Driving along a snow-covered backroad, Floyd unwisely starts veering from side to side and winds up going off the road. Though he is unhurt, the car needs repairs. And these repairs as mechanic Jack (Howard Ross) explains require a part – a part which will have to be brought in from out of town, meaning that Floyd isn't going to get across the border as planned.

Floyd goes to the motel next to the garage, and phones Joe to try to explain, but fails to his colleage's suspicious that he is trying to pull a fast one.

His frantic need to get out of town, railing at the gas station attendant who cannot – he believes will not – rent him a car, soon arouses suspicion, all the more so when the news broadcasts footage taken by a hidden camera inside the jewelers and notes that it is likely the American robbers may well be heading for the border.
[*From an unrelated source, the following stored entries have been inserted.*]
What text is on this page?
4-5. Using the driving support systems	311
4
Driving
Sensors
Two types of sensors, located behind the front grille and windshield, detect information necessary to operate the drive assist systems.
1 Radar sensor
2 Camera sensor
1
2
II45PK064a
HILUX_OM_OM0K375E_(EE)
While Floyd and Joe men were wearing masks, the descriptions of them are accurate, noting in particular that the younger man unusually wore his watch on the right rather than left wrist.
Floyd manages to remove the offending item before it can incriminate him, but by now the motel owner's wife, Michelle Norton (Ursula Andress) is convinced that something about the stranger is not as it seems. She's unstable and, keen to get out of her stultifying relationship with her older husband (Massimo Girotti), has already been carrying on with Jack, who also quickly puts two and two together...

Worse, the other inhabitant of the Last Chance Motel, the chambermaid Emily (Barbara Bach) just happens to be the girlfriend of one of the town policemen (Carlo De Mejo)...

Based on a novel of the same name by Franco Enna (whose work also provided the source for Omicidio per appuntamento a few years earlier), Maurizio Lucidi's L'Ultima chance is unusual among Italian crime thrillers of the early 1970s for its setting, which is also made a relatively important part of the whole.

While I didn't really get whether the story was supposed to be taking place in Francophone or Anglophone Canada – the advertisement hoardings are all in English, but the Montreal Star seems to be the newspaper of choice – the story probably wouldn't work in most European border locales with, say, two robbers trying to cross from Austria into Italy or from Belgium into France. It needs the scale and anonymity which the US-Canada border can provide, along with a harsher winter.

Though first in the credits, Wallach's role is largely limited to the opening and closing moments – albeit with his work there having that intensity which just about warrants his prominence in terms other than box-office recognition.

The rest of the film is pretty much the Testi and Andress show. Both do what they need to, with Andress taking the honours as far as the more complex performance goes, leaving us unsure as to her true feelings until the last – although it is also harder to fairly judge Testi's performance insofar as unlike Andress he does not do his own English dubbing – and are capably supported by Ross, Bach and Girotti.

The plotting and direction don't immediately come across as equally successful, however.
Part of this could be down to the English version apparently being cut compared to the Italian, but the rhythm and tone do seem a bit off at times. In particular, the opening robbery and chase set you up for a different kind of film than what the rest delivers, while the challenge of conveying a state of stasis without also boring the viewer is not quite met.

There are also some possible inconsistencies of character, such as Joe's trusting Floyd with the loot and Floyd's behind the wheel antics (as the sort of thing likely to attract the attention of the police or lead to some sort of (un)foreseen mishap) though more charitably it could be said that these reflects the basic inadequacies of the two men as (un)professional criminals.

Much the same might be said of place the loot ends up being hidden. Anyone who has seen Night of the Hunter or Wait Until Dark will probably be ahead of Floyd here, but perhaps thereby also forget to pay as much attention as might otherwise be the case to certain other curious details that emerge along the way to the final resolution...

While it may be a consequence of poor video mastering or similar, the visuals are a bit murky at times, with some scenes being so dark that it is difficult to anything out or else featuring the kind of contrast where there is black, white and little else.